Reformer z kolei daje więcej możliwości – dzięki regulowanym sprężynom i oporom pozwala intensywniej angażować mięśnie. To świetne narzędzie dla osób, które lubią czuć, że naprawdę „pracują”.
Reformer – pilates z turbo doładowaniem
Z reformerem nie ma żartów. Każdy ruch staje się bardziej kontrolowany, a ciało musi nauczyć się współpracować z oporem. To nie tylko trening mięśni, ale też głowy – wymaga skupienia i koordynacji. Wielu instruktorów mówi, że już po kilku sesjach widać efekty: ciało się wydłuża, brzuch staje się bardziej płaski, a ramiona – smukłe, jakby ktoś je lekko wyrzeźbił.
Zaletą reformera jest też to, że można go dopasować do poziomu zaawansowania – od rehabilitacji po trening sportowca. Nic dziwnego, że pokochały go gwiazdy i influencerki fitness.
Klasyka na macie – mniej sprzętu, więcej świadomości
Nie da się jednak ukryć, że klasyczny pilates na macie ma w sobie coś ponadczasowego. Nie wymaga drogiego sprzętu, wystarczy mata i trochę przestrzeni. To dobry wybór dla tych, którzy cenią spokój i wolniejsze tempo. Ćwiczenia koncentrują się na technice, oddechu i świadomym ruchu. Dla wielu osób to też moment wyciszenia – coś pomiędzy treningiem a medytacją.
A jeśli ktoś myśli, że pilates na macie to łatwizna, szybko poczuje, jak bardzo się myli. Dobrze wykonane sekwencje potrafią zmęczyć nawet doświadczonych sportowców.
Co wybrać: matę czy reformer?
Nie ma jednej dobrej odpowiedzi, bo wszystko zależy od celu.
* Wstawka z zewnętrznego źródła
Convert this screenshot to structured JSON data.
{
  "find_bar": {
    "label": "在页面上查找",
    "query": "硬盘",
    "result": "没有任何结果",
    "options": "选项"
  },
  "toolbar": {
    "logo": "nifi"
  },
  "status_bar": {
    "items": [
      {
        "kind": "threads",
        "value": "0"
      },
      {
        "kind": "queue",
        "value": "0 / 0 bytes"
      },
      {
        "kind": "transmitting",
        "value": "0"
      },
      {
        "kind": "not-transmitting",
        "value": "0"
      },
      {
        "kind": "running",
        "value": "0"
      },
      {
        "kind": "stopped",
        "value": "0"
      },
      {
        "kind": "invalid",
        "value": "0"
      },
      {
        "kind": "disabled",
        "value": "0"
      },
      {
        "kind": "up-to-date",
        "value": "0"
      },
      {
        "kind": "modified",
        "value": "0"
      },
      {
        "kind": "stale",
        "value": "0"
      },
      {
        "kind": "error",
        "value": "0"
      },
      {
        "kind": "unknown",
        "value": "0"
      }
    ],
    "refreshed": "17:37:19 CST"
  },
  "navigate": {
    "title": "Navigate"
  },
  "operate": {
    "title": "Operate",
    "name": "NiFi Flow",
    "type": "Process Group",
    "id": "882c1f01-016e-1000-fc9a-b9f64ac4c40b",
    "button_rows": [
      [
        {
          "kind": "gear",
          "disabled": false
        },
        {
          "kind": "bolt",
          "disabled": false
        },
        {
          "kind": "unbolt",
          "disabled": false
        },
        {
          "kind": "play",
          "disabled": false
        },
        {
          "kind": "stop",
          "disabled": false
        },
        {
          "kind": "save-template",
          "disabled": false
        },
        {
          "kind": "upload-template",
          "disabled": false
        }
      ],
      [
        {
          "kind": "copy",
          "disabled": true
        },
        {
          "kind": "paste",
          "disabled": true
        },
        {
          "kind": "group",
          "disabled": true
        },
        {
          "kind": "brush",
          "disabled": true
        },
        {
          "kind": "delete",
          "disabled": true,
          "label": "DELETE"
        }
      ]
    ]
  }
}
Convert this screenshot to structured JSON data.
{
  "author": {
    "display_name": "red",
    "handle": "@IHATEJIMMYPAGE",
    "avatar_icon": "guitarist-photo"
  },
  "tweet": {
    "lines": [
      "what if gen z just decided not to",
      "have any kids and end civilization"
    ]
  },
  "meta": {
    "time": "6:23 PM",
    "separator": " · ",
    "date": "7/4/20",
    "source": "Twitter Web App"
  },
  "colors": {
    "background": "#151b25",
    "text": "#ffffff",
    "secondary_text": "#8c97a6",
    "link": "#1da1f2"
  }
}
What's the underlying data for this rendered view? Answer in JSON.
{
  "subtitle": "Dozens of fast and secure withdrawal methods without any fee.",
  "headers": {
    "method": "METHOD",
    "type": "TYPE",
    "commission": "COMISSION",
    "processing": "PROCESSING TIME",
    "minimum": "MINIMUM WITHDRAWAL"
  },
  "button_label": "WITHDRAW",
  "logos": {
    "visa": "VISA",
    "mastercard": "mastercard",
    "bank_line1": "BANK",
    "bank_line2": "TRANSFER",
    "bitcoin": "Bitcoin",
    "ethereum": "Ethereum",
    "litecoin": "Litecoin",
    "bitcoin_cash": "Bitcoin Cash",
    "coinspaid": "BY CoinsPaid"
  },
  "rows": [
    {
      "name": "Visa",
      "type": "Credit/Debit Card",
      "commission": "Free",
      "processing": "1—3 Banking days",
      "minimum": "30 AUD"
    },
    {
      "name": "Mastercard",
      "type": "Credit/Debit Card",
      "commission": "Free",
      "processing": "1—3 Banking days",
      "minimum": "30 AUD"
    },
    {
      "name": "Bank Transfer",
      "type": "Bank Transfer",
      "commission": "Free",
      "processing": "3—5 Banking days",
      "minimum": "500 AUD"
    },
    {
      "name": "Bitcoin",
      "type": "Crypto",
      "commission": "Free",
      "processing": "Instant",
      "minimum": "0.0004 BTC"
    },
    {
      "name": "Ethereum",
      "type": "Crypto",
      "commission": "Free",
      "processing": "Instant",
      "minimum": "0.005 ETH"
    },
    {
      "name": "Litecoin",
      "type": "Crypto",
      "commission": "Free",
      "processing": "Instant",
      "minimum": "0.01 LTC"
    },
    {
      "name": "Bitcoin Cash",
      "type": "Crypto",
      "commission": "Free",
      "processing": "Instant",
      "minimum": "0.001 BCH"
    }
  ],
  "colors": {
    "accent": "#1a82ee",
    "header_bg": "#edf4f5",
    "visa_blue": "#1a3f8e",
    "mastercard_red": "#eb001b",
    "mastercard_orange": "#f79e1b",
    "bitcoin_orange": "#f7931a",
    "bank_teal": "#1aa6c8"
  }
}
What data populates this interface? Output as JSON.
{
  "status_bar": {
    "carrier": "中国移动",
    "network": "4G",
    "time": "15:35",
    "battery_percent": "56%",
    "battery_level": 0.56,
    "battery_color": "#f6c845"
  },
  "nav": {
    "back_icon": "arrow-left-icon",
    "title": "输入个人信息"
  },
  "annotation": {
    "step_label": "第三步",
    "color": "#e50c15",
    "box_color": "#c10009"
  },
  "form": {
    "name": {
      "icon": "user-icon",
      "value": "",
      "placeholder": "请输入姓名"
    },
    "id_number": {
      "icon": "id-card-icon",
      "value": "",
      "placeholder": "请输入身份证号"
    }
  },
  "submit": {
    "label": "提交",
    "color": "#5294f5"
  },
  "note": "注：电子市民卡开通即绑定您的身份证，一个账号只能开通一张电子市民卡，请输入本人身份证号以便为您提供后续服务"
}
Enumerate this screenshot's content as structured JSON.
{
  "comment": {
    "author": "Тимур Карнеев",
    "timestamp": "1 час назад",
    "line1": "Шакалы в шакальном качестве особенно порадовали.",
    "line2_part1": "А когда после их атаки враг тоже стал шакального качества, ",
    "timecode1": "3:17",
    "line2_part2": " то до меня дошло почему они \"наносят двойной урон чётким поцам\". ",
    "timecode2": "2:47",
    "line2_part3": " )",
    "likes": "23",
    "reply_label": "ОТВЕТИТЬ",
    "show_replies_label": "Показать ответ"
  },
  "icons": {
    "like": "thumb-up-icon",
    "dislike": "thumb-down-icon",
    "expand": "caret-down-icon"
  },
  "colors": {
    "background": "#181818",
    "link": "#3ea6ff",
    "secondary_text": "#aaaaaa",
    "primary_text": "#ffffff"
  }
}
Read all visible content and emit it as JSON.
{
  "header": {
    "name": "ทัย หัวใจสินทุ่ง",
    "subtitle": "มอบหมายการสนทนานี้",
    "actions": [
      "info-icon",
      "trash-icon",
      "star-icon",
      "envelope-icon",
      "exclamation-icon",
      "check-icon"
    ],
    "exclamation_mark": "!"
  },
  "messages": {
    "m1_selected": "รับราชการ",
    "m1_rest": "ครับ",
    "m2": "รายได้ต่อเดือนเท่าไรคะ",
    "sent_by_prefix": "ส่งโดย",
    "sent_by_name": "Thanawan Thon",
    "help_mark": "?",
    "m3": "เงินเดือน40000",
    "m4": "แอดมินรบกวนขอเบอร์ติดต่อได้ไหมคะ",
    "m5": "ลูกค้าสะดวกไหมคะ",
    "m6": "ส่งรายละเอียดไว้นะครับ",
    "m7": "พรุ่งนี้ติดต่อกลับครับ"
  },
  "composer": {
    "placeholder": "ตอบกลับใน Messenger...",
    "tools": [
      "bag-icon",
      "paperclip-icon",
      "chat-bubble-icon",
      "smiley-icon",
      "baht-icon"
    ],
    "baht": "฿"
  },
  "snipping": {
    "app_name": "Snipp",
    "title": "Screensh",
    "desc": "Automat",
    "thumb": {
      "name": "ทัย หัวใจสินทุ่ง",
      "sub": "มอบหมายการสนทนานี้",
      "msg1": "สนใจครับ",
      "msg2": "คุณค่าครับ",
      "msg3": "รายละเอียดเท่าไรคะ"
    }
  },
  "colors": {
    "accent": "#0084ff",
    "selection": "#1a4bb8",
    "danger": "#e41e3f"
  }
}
Jeśli chcesz wrócić do formy po kontuzji albo dopiero zaczynasz przygodę z pilatesem – mata będzie idealna. Daje solidne podstawy i uczy kontroli nad ciałem. Z kolei jeśli marzysz o widocznych efektach i lubisz poczuć pracę mięśni – reformer to strzał w dziesiątkę. Połączenie ruchu i oporu daje szybkie rezultaty, a przy okazji… niezłą satysfakcję.
Pilates – niezależnie od formy – to coś więcej niż tylko ćwiczenia. To sposób na lepsze samopoczucie, silniejsze ciało i spokojniejszy umysł. Warto spróbować obu wersji, bo każda z nich uczy czegoś innego. Jedna – cierpliwości i precyzji, druga – dynamiki i świadomości mięśni. A może właśnie w tym tkwi sekret skuteczności pilatesu – w umiejętnym balansie między spokojem a wysiłkiem.